An excisional biopsy was performed on the submandibular lymph node which had a size of 2 × 2 × 1 cm and a pinkish tan color. Microscopic examination identified lymphomatous infiltration of fibrocollagenous stroma with diffuse growth pattern and areas of severe crush artifacts. In preserved areas, the infiltration was composed of large lymphoid cells with rounded to slightly irregular nuclei, having rather vesicular chromatin pattern and small nucleoli. In some areas the infiltration was associated with interstitial fibrosis. The IHC showed an intense diffuse positive reaction for CD20 and frequently for CD30. The BCL6 and CD10 were positive and ALK was negative. Furthermore, numerous CD3-positive T-lymphoid cells were seen in the background. The proliferative activity (Ki-67 expression) of the cells was 70%. Therefore, the definite diagnosis of germinal center type of DLBCL was achieved. Informed consent was obtained from the patient for the publication of the case details.

3. Discussion

In this case, four main diagnoses were considered: malignant lymphoma, metastatic squamous cell carcinoma, tuberculosis, and Kikuchi-Fujimoto disease (KFD). Nodal necrosis is frequently observed in metastatic squamous cell carcinoma of the head and neck. The presence of this finding should prompt to pursue searching for an undetected primary squamous neoplasm (10). In our case, we could not find any source for metastatic lymph node during diagnostic endoscopies and imaging. Another possibility, tuberculosis, was excluded by negative Mantoux test, chest radiography and acid fast staining. One of the differential diagnosis of necrotizing cervical lymph node is KFD, in which yellowish necrotic foci may rarely be distinguished on the cut surface of the node. Microscopic evaluations usually display paracortical foci with necrosis and histiocytic cellular infiltrate. The capsule may be infiltrated, and perinodal inflammation is common. The necrotizing process is often confined to circumscribed areas of eosinophilic fibrinoid material through irregular spreading of fragments of nuclear debris. Overt coagulative necrosis is not a diagnostic criterion of KFD (11). Here, we did not find any viable histiocytic cellular infiltrates which was not fully compatible with this disease. On the other hand, KFD is more prevalent among women and besides, extremely rare in Iran with only one reported case (12). Moreover, extensive necrosis and size of the lymph nodes were not typical for KFD (13).
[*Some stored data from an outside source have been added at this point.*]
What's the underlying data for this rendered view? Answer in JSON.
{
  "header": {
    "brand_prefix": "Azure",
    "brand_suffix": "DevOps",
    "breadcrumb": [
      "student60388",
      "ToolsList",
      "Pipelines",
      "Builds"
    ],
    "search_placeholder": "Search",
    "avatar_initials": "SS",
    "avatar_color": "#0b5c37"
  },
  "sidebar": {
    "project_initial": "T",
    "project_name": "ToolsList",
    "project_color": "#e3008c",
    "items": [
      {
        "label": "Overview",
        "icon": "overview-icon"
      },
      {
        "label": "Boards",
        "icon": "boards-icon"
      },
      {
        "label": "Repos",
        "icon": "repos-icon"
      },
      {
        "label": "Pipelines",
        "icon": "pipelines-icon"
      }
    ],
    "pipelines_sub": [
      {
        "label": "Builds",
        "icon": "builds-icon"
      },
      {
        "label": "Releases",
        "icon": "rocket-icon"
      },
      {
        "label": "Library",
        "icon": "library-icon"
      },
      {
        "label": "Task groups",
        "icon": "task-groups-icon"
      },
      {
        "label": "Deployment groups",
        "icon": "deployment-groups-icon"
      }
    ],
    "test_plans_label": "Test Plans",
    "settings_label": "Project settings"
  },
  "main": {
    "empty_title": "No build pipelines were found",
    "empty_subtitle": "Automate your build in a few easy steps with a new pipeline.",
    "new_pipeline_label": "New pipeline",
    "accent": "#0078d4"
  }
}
Complete lymph node necrosis is an ominous sign for malignant lymphoma. In 1982, Cleary et al. reported that for 16 patients with complete necrotic lymph nodes, repeated biopsies after 2 days to 6 months revealed malignant lymphoma in 81% of cases (4). In our study, the microscopic assessment of FNA and the first excisional biopsy revealed no viable cells, whereas there was extensive necrosis. Thus, we performed core needle biopsy under ultrasonography guidance in order to choose the best lymph node before the second excisional biopsy. Novel studies have shown that core needle biopsy is a cost-effective procedure (14). Hu et al. reported that the core needle biopsy with guidance of ultrasonography have 85 to 87% accuracy for diagnosis of lymphoma (15). After the core needle biopsy and choosing the right lymph node, we performed a second excisional biopsy which yielded the diagnosis of DLBCL.
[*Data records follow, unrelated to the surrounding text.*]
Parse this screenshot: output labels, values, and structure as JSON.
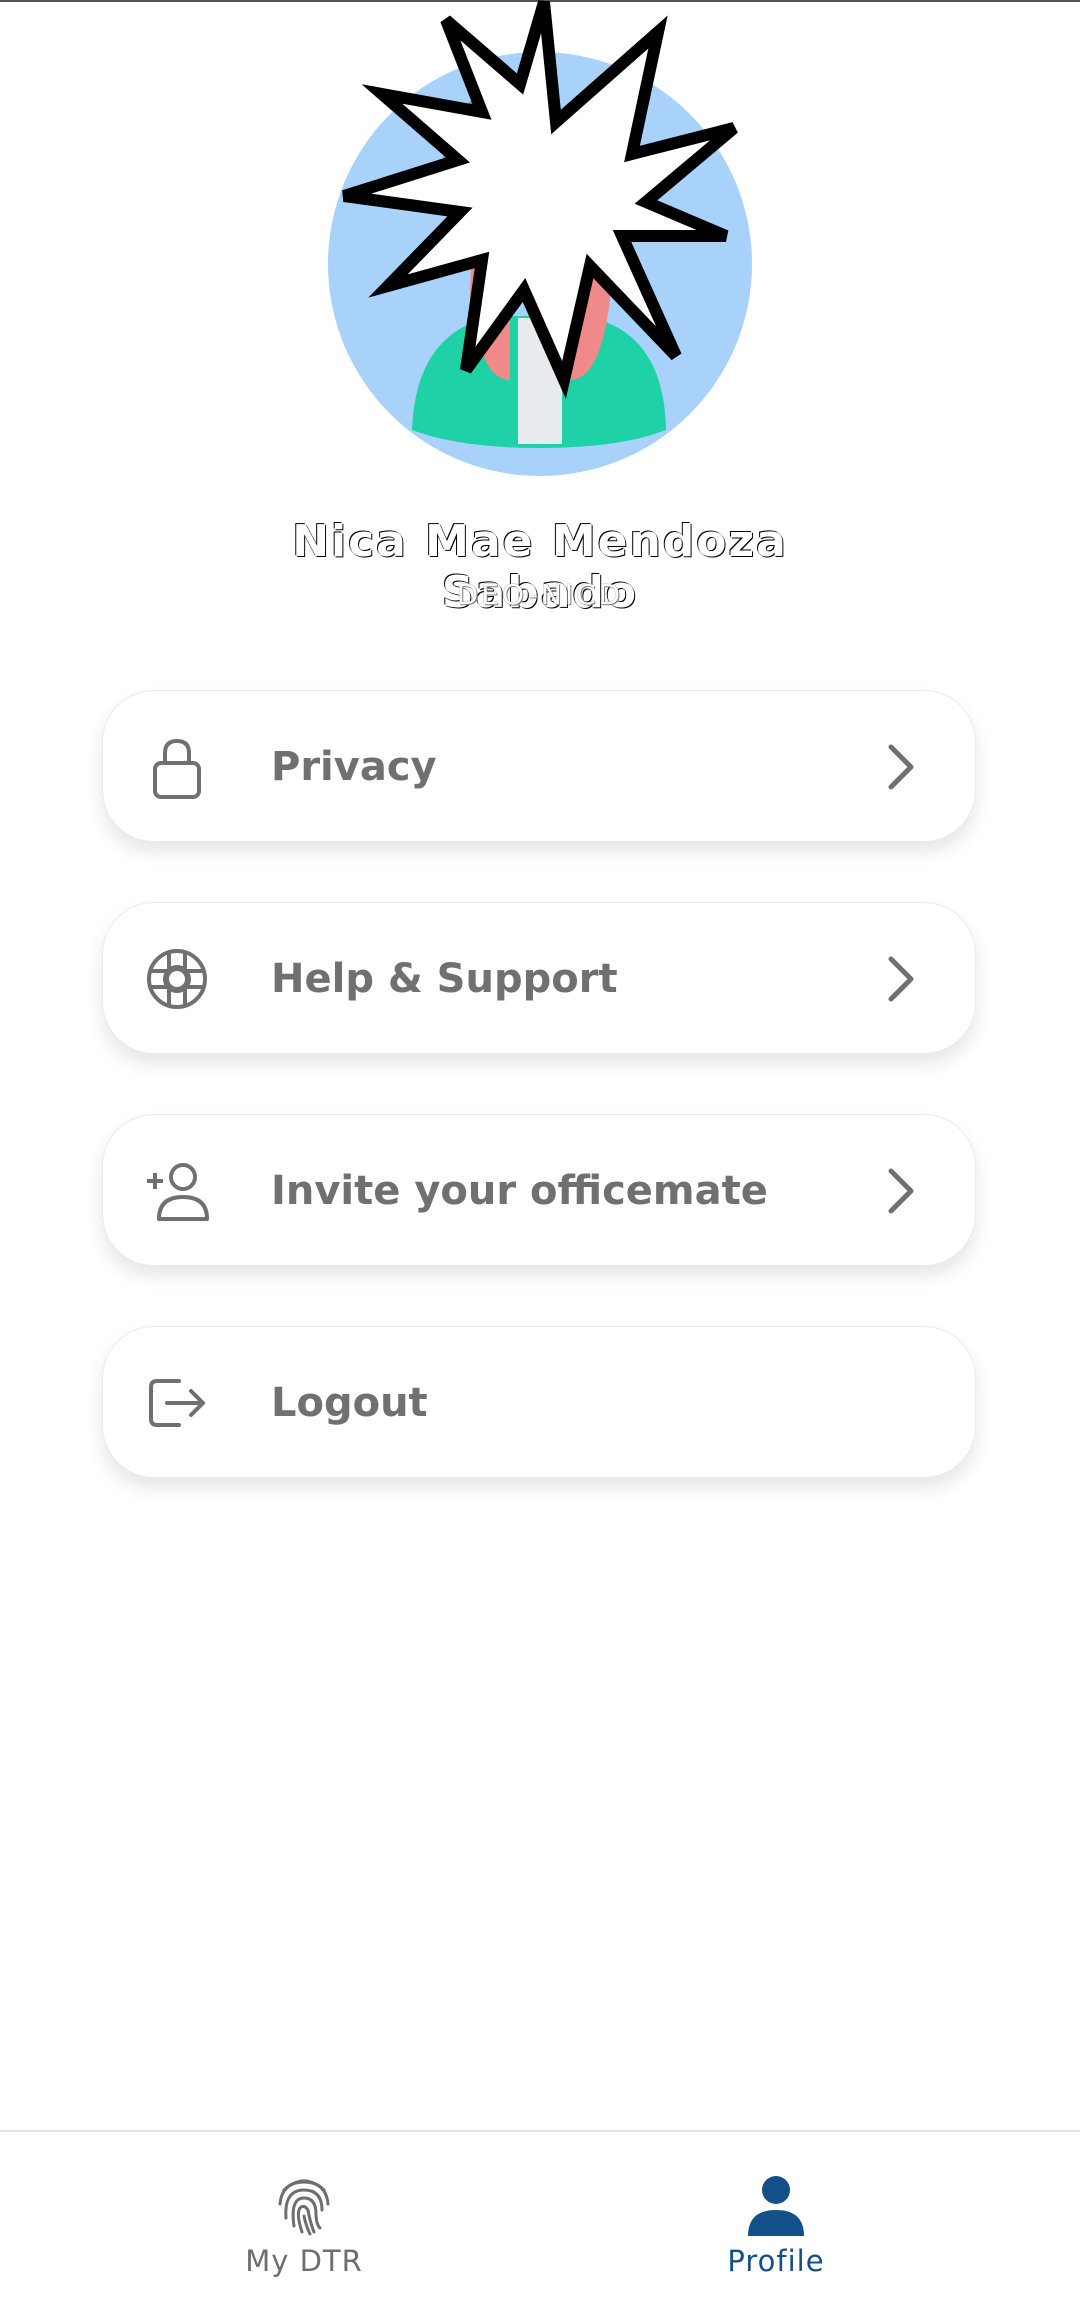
{
  "profile": {
    "name": "Nica Mae Mendoza Sabado",
    "id": "DEO-NICD",
    "avatar_icon": "avatar-illustration",
    "colors": {
      "avatar_bg": "#a9d2fb",
      "jacket": "#1fd1a6",
      "hair": "#f08a8a"
    }
  },
  "menu": {
    "items": [
      {
        "label": "Privacy",
        "icon": "lock-icon",
        "chevron": true
      },
      {
        "label": "Help & Support",
        "icon": "lifebuoy-icon",
        "chevron": true
      },
      {
        "label": "Invite your officemate",
        "icon": "add-user-icon",
        "chevron": true
      },
      {
        "label": "Logout",
        "icon": "logout-icon",
        "chevron": false
      }
    ]
  },
  "bottom_nav": {
    "tabs": [
      {
        "label": "My DTR",
        "icon": "fingerprint-icon",
        "active": false
      },
      {
        "label": "Profile",
        "icon": "person-icon",
        "active": true
      }
    ],
    "colors": {
      "active": "#13508a",
      "inactive": "#6e6e6e"
    }
  }
}
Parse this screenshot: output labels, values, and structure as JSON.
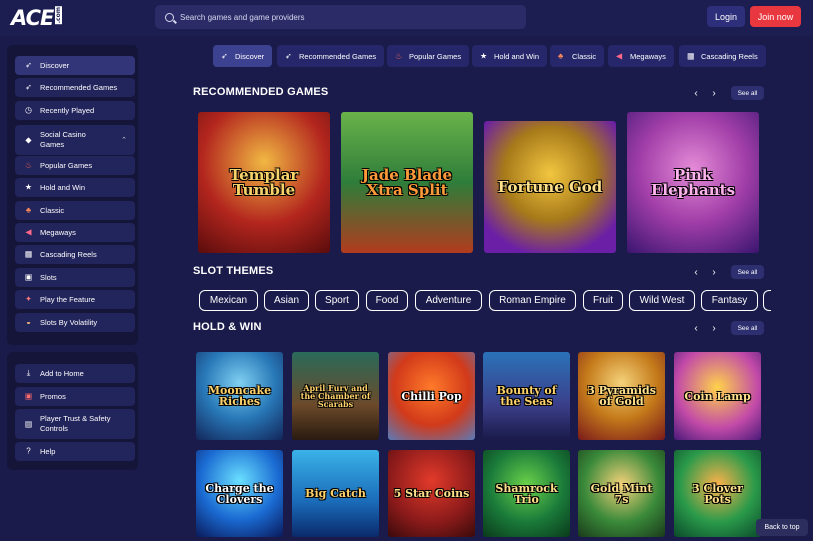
{
  "header": {
    "logo": "ACE",
    "logo_suffix": ".com",
    "search_placeholder": "Search games and game providers",
    "login": "Login",
    "join": "Join now"
  },
  "sidebar": {
    "main": [
      {
        "label": "Discover",
        "icon": "rocket-icon"
      },
      {
        "label": "Recommended Games",
        "icon": "rocket-icon"
      },
      {
        "label": "Recently Played",
        "icon": "clock-icon"
      },
      {
        "label": "Social Casino Games",
        "icon": "casino-icon"
      },
      {
        "label": "Popular Games",
        "icon": "fire-icon"
      },
      {
        "label": "Hold and Win",
        "icon": "star-icon"
      },
      {
        "label": "Classic",
        "icon": "classic-icon"
      },
      {
        "label": "Megaways",
        "icon": "megaways-icon"
      },
      {
        "label": "Cascading Reels",
        "icon": "reels-icon"
      },
      {
        "label": "Slots",
        "icon": "slots-icon"
      },
      {
        "label": "Play the Feature",
        "icon": "feature-icon"
      },
      {
        "label": "Slots By Volatility",
        "icon": "volatility-icon"
      }
    ],
    "secondary": [
      {
        "label": "Add to Home",
        "icon": "download-icon"
      },
      {
        "label": "Promos",
        "icon": "gift-icon"
      },
      {
        "label": "Player Trust & Safety Controls",
        "icon": "document-icon"
      },
      {
        "label": "Help",
        "icon": "help-icon"
      }
    ]
  },
  "categories": [
    {
      "label": "Discover",
      "icon": "rocket-icon"
    },
    {
      "label": "Recommended Games",
      "icon": "rocket-icon"
    },
    {
      "label": "Popular Games",
      "icon": "fire-icon"
    },
    {
      "label": "Hold and Win",
      "icon": "star-icon"
    },
    {
      "label": "Classic",
      "icon": "classic-icon"
    },
    {
      "label": "Megaways",
      "icon": "megaways-icon"
    },
    {
      "label": "Cascading Reels",
      "icon": "reels-icon"
    }
  ],
  "sections": {
    "recommended": {
      "title": "RECOMMENDED GAMES",
      "see_all": "See all",
      "games": [
        "Templar Tumble",
        "Jade Blade Xtra Split",
        "Fortune God",
        "Pink Elephants"
      ]
    },
    "themes": {
      "title": "SLOT THEMES",
      "see_all": "See all",
      "items": [
        "Mexican",
        "Asian",
        "Sport",
        "Food",
        "Adventure",
        "Roman Empire",
        "Fruit",
        "Wild West",
        "Fantasy"
      ]
    },
    "hold_win": {
      "title": "HOLD & WIN",
      "see_all": "See all",
      "games": [
        "Mooncake Riches",
        "April Fury and the Chamber of Scarabs",
        "Chilli Pop",
        "Bounty of the Seas",
        "3 Pyramids of Gold",
        "Coin Lamp",
        "Charge the Clovers",
        "Big Catch",
        "5 Star Coins",
        "Shamrock Trio",
        "Gold Mint 7s",
        "3 Clover Pots"
      ]
    }
  },
  "back_to_top": "Back to top",
  "colors": {
    "background": "#1a1b4b",
    "join": "#e8373e",
    "login": "#2d2f7a"
  }
}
In this case report, we presented an unusual case of DLBCL with initial excisional biopsy showing diffused necrosis without evidence of malignant cells. As previously reported, it is highly recommended to closely follow up the patients with diffuse LNI, since a high proportion of them could be lymphoma (1). We also recommend using ultrasonography guided core needle biopsy before excisional biopsy to select the optimal lymph node and to avoid a non-diagnostic biopsy.